Now, I don't have enough data points to prove this, but there are other assumptions we need to make as well. One is, because the tensor cores are separate from compute, they are doing their thing without trashing things on the compute side of things. It should in theory be able to go full-tilt without trashing things on the compute side. On the TAA side, i have to assume there is, to some degree, some drawbacks on the pipeline because you're asking compute to do everything from rendering to upscaling etc. There may also be some implementation restrictions I may not be fully aware of so perhaps it may be a reasoning point as to why we may not yet be seeing widespread adoption across all titles.

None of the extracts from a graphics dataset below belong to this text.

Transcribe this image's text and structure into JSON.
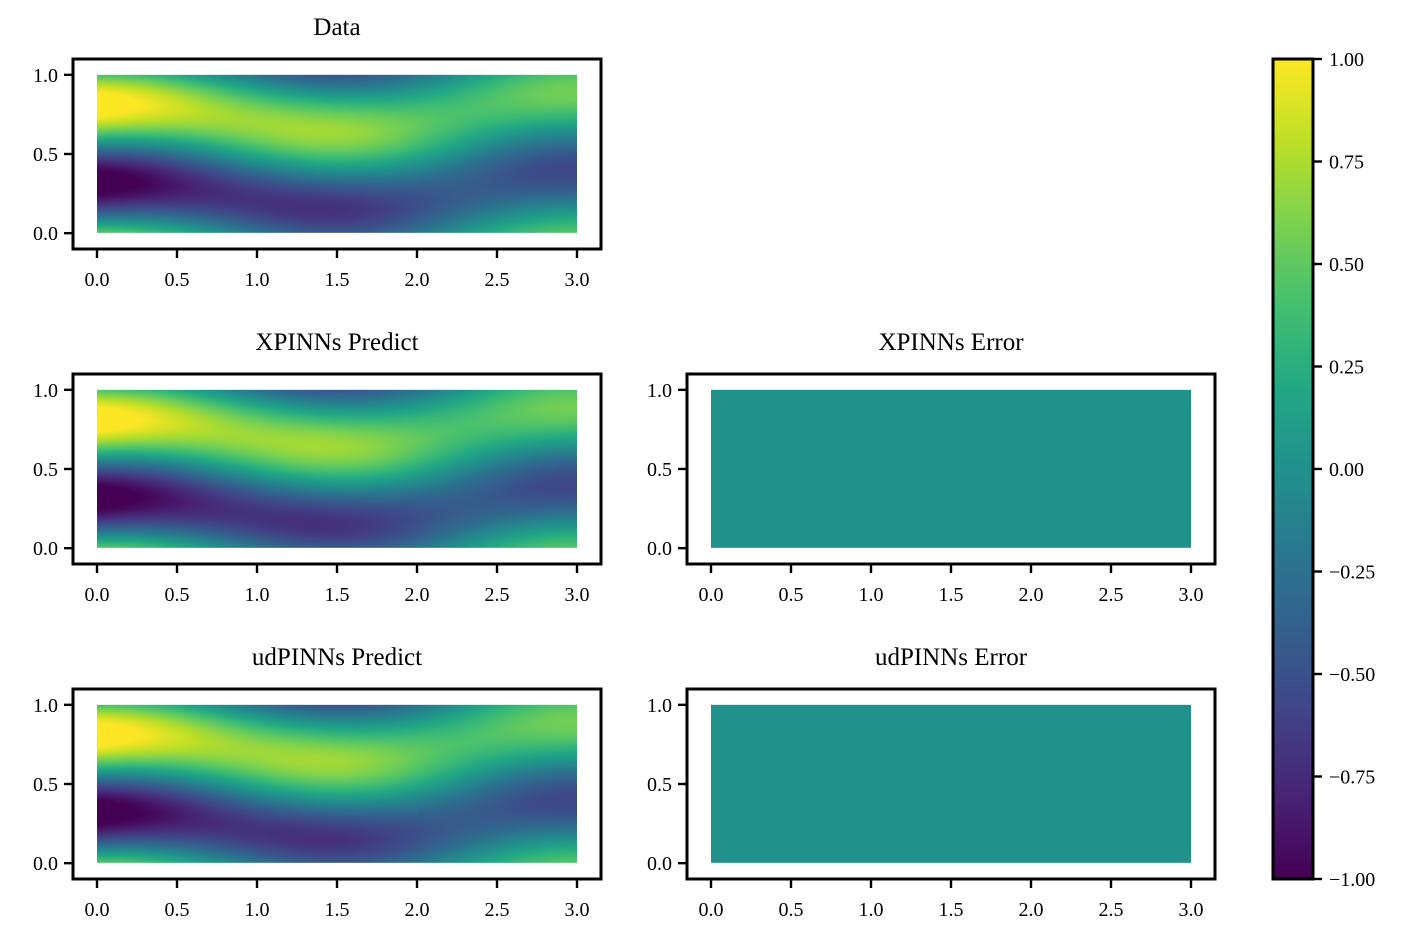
{
  "chart_data": {
    "type": "heatmap",
    "colormap": "viridis",
    "colorbar": {
      "min": -1.0,
      "max": 1.0,
      "ticks": [
        1.0,
        0.75,
        0.5,
        0.25,
        0.0,
        -0.25,
        -0.5,
        -0.75,
        -1.0
      ],
      "tick_labels": [
        "1.00",
        "0.75",
        "0.50",
        "0.25",
        "0.00",
        "−0.25",
        "−0.50",
        "−0.75",
        "−1.00"
      ]
    },
    "axes_common": {
      "xlim": [
        -0.15,
        3.15
      ],
      "ylim": [
        -0.1,
        1.1
      ],
      "xticks": [
        0.0,
        0.5,
        1.0,
        1.5,
        2.0,
        2.5,
        3.0
      ],
      "xtick_labels": [
        "0.0",
        "0.5",
        "1.0",
        "1.5",
        "2.0",
        "2.5",
        "3.0"
      ],
      "yticks": [
        0.0,
        0.5,
        1.0
      ],
      "ytick_labels": [
        "0.0",
        "0.5",
        "1.0"
      ],
      "domain_x": [
        0,
        3
      ],
      "domain_y": [
        0,
        1
      ]
    },
    "panels": [
      {
        "id": "data",
        "title": "Data",
        "field": "wave"
      },
      {
        "id": "xpinns-predict",
        "title": "XPINNs Predict",
        "field": "wave"
      },
      {
        "id": "xpinns-error",
        "title": "XPINNs Error",
        "field": "zero"
      },
      {
        "id": "udpinns-predict",
        "title": "udPINNs Predict",
        "field": "wave"
      },
      {
        "id": "udpinns-error",
        "title": "udPINNs Error",
        "field": "zero"
      }
    ]
  }
}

That being said if we can see that DLSS performance is indeed better in both quality and it can process faster, thus the increase in the frame rate, the only remaining question is how much silicon is being used to support tensor cores which I don't know either. But the question then becomes whether that space with even more compute could perform equally as well here running DLSS or say TAA. And we still need to consider things like architecture, and being able to feed the compute, shared caches etc. It's not so simple as just beefing up the compute values. Whereas tensor cores are a dedicated unit that don't necessarily need to interact with the compute environment as far as I understand. If we go back to the original example of dedicated HVEC and Shape; you can't just add more CUS, like for Xbox can't go from 12 to 13 just because we remove the dedicated blocks. Perhaps you'd move to 16 Compute units (2 groups of 8) and make 1 redundant to have 14 CUs. But perhaps you don't have space for that either. But enough space for say... a small dedicated block.
Quick throwback here:
But Xbox has 14 CUS, and PS4 has 20 CUs. Even if you removed all the esram, we're looking at only fitting 3 more pairs of CUs in there to get to 20. And so I don't believe we can just generalize too easily that removing the dedicated blocks for more compute is straightforward.
To round out the discussion, it also does more than just DLSS. And I think that's an important aspect as well. As we find more ways we can leverage NN for games, I think having an AI accelerator makes a lot of sense. And I think you know, derailing the thread, there is sufficient evidence we see the industry moving in this direction.
Machine Learning Graphics Intern:
https://www.indeed.com/viewjob?jk=0...g+in+Games&tk=1d18ti15d5ico803&from=web&vjs=3
Machine Learning Engineer at Embark - new studio founded among many senior devs including Johan repi, who posts here from time to time
Machine Learning Engineer
Machine Learning at Ubisoft MTL
https://jobs.smartrecruiters.com/Ubisoft2/105304105-machine-learning-specialist-data-scientist
Senior AI Software Engineer
https://ea.gr8people.com/index.gp?opportunityID=152736&method=cappportal.showJob&sysLayoutID=122
EA has an entire AI/NN ML division within Seed apparently
https://www.ibtimes.com/ea-e3-2017-ai-machine-learning-research-division-launches-2551067
This is a small list, but I suspect to see it continue to grow over the years. With so much being poured into this area of research I am not opposed to dedicating silicon to support this entirely separate function for faster performance in this area. Yes compute can do it, but compute cannot do it faster than tensor cores can at least when concerning running tensorflow based models.